O Conselho Nacional de Justiça (CNJ) aplicou pena de censura ao juiz Jailson Shizue Suassuna por ter mantido contato com o então prefeito de Bananeiras, na Paraíba, Douglas Lucena, e fornecido orientações sobre como recorrer da decisão que cassou o mandato do político. A decisão foi tomada por unanimidade durante o julgamento de uma revisão disciplinar.
O caso ocorreu em novembro de 2017, quando Suassuna era titular da 14ª Zona Eleitoral da Paraíba e determinou a cassação do mandato de Douglas Lucena. No dia seguinte, o magistrado conversou por telefone com o político durante 39 minutos e apontou fragilidades da sentença que poderiam levar à reforma pelo Tribunal Regional Eleitoral da Paraíba (TRE-PB).
O tribunal eleitoral reconheceu que a conduta havia sido inadequada, mas absolveu o juiz em um processo administrativo disciplinar.
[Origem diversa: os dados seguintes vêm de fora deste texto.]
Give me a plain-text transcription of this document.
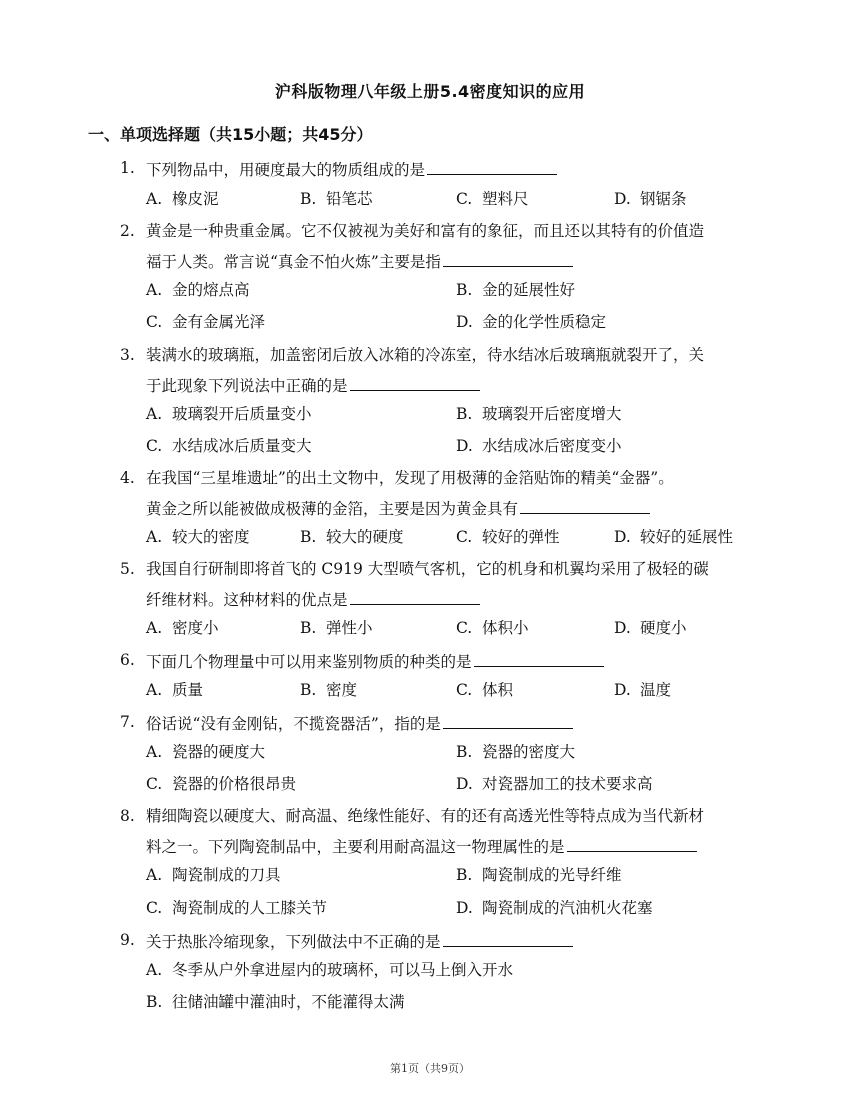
沪科版物理八年级上册5.4密度知识的应用
一、单项选择题（共15小题；共45分）
1. 下列物品中，用硬度最大的物质组成的是
A. 橡皮泥	B. 铅笔芯	C. 塑料尺	D. 钢锯条
2. 黄金是一种贵重金属。它不仅被视为美好和富有的象征，而且还以其特有的价值造
福于人类。常言说“真金不怕火炼”主要是指
A. 金的熔点高	B. 金的延展性好
C. 金有金属光泽	D. 金的化学性质稳定
3. 装满水的玻璃瓶，加盖密闭后放入冰箱的冷冻室，待水结冰后玻璃瓶就裂开了，关
于此现象下列说法中正确的是
A. 玻璃裂开后质量变小	B. 玻璃裂开后密度增大
C. 水结成冰后质量变大	D. 水结成冰后密度变小
4. 在我国“三星堆遗址”的出土文物中，发现了用极薄的金箔贴饰的精美“金器”。
黄金之所以能被做成极薄的金箔，主要是因为黄金具有
A. 较大的密度	B. 较大的硬度	C. 较好的弹性	D. 较好的延展性
5. 我国自行研制即将首飞的 C919 大型喷气客机，它的机身和机翼均采用了极轻的碳
纤维材料。这种材料的优点是
A. 密度小	B. 弹性小	C. 体积小	D. 硬度小
6. 下面几个物理量中可以用来鉴别物质的种类的是
A. 质量	B. 密度	C. 体积	D. 温度
7. 俗话说“没有金刚钻，不揽瓷器活”，指的是
A. 瓷器的硬度大	B. 瓷器的密度大
C. 瓷器的价格很昂贵	D. 对瓷器加工的技术要求高
8. 精细陶瓷以硬度大、耐高温、绝缘性能好、有的还有高透光性等特点成为当代新材
料之一。下列陶瓷制品中，主要利用耐高温这一物理属性的是
A. 陶瓷制成的刀具	B. 陶瓷制成的光导纤维
C. 淘瓷制成的人工膝关节	D. 陶瓷制成的汽油机火花塞
9. 关于热胀冷缩现象，下列做法中不正确的是
A. 冬季从户外拿进屋内的玻璃杯，可以马上倒入开水
B. 往储油罐中灌油时，不能灌得太满
第1页（共9页）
Na avaliação do TRE-PB, não houve irregularidade passível de punição, pois não teriam sido identificados má-fé, crime, favorecimento pessoal ou perseguição.
O entendimento foi reformado pelo CNJ. O relator da revisão, conselheiro Marcello Terto, destacou que a conversa ocorreu fora do processo e durante o prazo para recurso, com a apresentação de argumentos que poderiam modificar a decisão.
O relator rejeitou a justificativa de que o contato teria como objetivo apenas preservar a imagem do Judiciário local. “O conteúdo da conversa ultrapassou em muito qualquer tentativa de esclarecimento institucional e ingressou em terreno absolutamente incompatível com a posição de equidistância que se exige do julgador”, afirmou.
Segundo o conselheiro, o fato de a sentença ter sido mantida pelo próprio juiz ao analisar embargos de declaração não elimina a irregularidade. “A infração não decorre de ter o juiz acolhido pretensão da parte, mas do simples fato de haver estabelecido, em ambiente privado e extraprocessual, canal de orientação processual acerca da própria decisão que acabara de proferir.”
O CNJ concluiu que o TRE-PB contrariou as provas apresentadas no processo administrativo disciplinar, o que permitiu a revisão do caso e a aplicação da sanção ao magistrado.